Между тѣмъ кабинетъ Черемисова былъ полонъ московскихъ гостей, и толки уже шли исключительно о поставляемомъ дворянами легіонѣ.

Въ одномъ углу командиръ 2-го гренадерскаго полка князь Долгоруковъ объяснялъ стоявшимъ вокругъ него казанцамъ.

— Мужика выучить скоро нельзя. Его не только не выучишь изъ ружья стрѣлять, кремень прилаживать, а и косу заплетать не скоро обучишь… А что-жъ араву на казаковъ вести. Карову ретираду повторить.

— Надо его артикуломъ просолить — вотъ тогда онъ воинъ! вступился князь Одоевскій.

— Вонъ у Фридриха солдаты. Вотъ ужъ я насмотрѣлся, въ Берлинѣ будучи! Да и самъ-то Ѳедоръ Ѳедорычъ молодецъ! прибавилъ Долгоруковъ въ шутку тогдашнее прозвище Фридриха Великаго.

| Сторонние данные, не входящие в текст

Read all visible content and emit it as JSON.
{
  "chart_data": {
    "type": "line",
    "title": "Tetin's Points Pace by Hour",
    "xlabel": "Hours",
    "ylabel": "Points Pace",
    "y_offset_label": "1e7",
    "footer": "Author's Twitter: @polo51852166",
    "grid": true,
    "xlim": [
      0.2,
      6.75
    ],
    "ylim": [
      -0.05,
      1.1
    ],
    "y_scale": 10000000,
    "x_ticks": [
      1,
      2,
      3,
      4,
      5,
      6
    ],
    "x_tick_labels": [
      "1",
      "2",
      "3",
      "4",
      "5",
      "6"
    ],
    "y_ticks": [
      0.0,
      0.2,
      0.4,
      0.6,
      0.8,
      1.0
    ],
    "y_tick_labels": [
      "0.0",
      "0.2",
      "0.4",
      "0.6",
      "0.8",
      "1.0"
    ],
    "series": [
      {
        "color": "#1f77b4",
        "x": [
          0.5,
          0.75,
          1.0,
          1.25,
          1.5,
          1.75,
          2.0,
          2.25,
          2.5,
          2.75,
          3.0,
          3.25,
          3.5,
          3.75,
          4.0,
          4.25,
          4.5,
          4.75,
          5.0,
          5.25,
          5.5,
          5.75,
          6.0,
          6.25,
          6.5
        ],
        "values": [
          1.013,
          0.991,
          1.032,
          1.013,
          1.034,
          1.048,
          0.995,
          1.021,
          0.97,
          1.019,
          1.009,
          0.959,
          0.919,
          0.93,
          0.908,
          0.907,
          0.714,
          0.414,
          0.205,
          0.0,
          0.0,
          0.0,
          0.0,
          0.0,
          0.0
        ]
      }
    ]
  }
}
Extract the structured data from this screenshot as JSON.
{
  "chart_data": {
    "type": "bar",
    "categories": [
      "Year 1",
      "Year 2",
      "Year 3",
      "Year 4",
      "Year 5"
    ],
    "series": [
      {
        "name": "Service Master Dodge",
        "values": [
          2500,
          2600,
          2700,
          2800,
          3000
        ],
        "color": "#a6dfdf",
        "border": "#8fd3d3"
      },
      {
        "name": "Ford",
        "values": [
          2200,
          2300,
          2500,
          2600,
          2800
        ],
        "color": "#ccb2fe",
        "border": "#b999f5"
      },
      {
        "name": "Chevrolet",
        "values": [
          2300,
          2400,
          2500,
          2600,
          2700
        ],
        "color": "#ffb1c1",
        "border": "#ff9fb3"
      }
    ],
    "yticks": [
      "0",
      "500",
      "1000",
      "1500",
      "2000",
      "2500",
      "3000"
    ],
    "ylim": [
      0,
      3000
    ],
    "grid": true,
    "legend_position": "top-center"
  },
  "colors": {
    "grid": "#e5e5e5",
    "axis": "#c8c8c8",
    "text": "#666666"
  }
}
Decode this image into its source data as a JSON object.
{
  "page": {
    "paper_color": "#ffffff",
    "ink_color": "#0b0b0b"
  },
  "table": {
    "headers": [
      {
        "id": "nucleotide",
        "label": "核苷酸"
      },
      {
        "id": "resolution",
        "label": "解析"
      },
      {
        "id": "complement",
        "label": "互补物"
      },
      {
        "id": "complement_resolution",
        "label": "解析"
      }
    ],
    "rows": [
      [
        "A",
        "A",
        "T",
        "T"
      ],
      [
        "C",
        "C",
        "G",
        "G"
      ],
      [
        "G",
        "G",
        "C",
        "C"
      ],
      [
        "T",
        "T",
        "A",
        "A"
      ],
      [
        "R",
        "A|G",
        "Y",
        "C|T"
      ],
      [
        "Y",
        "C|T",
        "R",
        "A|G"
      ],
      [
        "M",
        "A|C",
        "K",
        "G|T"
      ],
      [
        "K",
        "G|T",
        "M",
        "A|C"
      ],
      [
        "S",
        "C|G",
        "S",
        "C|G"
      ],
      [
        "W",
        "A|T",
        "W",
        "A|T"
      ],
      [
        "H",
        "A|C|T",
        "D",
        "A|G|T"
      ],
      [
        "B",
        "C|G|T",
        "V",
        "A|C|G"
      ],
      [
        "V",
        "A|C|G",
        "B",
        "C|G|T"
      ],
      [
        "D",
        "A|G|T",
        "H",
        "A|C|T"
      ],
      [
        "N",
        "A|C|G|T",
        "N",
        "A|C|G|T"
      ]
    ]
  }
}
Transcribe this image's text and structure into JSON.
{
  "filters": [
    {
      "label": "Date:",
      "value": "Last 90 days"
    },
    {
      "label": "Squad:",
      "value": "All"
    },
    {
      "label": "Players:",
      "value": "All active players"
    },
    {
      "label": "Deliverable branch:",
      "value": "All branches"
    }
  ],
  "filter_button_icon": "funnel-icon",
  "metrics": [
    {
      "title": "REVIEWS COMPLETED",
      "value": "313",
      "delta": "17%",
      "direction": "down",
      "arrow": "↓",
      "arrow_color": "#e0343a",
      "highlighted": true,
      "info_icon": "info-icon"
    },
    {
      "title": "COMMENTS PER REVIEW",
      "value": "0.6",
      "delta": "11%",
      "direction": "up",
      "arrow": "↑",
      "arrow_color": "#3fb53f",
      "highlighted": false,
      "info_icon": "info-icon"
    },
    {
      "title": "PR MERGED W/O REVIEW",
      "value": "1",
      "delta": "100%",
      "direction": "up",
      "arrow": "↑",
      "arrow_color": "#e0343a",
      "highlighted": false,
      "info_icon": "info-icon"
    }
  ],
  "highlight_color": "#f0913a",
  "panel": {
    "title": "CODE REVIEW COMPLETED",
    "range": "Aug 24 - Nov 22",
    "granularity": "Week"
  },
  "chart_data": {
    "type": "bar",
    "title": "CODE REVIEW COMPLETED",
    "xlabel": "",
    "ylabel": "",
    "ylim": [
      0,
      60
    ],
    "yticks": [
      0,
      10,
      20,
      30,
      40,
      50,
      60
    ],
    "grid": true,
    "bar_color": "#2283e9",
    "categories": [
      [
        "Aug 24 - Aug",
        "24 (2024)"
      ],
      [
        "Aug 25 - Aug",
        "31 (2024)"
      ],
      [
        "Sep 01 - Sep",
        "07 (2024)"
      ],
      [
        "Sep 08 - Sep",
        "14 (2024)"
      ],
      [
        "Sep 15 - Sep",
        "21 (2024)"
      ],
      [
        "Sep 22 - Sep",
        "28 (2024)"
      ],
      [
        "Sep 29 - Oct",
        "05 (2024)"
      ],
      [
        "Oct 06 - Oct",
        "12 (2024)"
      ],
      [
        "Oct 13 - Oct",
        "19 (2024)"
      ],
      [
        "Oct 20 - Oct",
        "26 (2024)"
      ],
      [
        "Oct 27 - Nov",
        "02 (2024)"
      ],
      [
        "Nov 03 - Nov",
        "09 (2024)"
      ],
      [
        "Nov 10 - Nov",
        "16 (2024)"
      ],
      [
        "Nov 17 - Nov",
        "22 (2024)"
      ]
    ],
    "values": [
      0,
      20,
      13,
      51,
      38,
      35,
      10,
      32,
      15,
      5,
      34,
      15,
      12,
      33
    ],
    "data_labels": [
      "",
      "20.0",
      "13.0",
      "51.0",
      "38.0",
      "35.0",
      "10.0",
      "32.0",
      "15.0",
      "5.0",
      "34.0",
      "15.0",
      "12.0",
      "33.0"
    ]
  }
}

— А наши-то голштинцы, покойнаго Петра Ѳедорыча тоже каковы были. Стоятъ по росту, лицомъ то даже одинъ на другого схожъ, какъ братья родные. Всякій артикулъ дѣлаютъ скоро, въ разъ, какъ одинъ человѣкъ. Коса и пукли — волосокъ къ волоску… А что надо, чтобы изъ холопа, черныша подлаго, сдѣлать такого браваго терьера. Надо его просолить въ воинскомъ обученіи.

— Да-съ. Во истину! — вступился Черемисовъ, почтительно увивавшійся вокругъ гостей. — Свѣжепросольные въ битву не годны!

Всѣ разсмѣялись.

— Ахъ! А гдѣ огурчики? — вспомнилъ Ахлатскій, глядя на гостей.

— Господа! Не видалъ ли кто огурчиковъ?..

Но этотъ вопросъ не нашелъ сочувствія въ петербургскихъ офицерахъ, никто не разсмѣялся и даже не спросилъ, что такое огурчики. Вообще, пріѣзжіе косились на Ахлатскаго испрашивали, изъ дворянъ ли онъ.

Около столика съ закуской, съ пирогами и съ водками разныхъ сортовъ толпилась кучка казанцевъ. Громче всѣхъ ораторствовалъ генералъ Сельцевъ и, разжевывая кусокъ пирога, налѣзалъ на Макарова и твердилъ, опрыскивая его изо рта говяжьей начинкой…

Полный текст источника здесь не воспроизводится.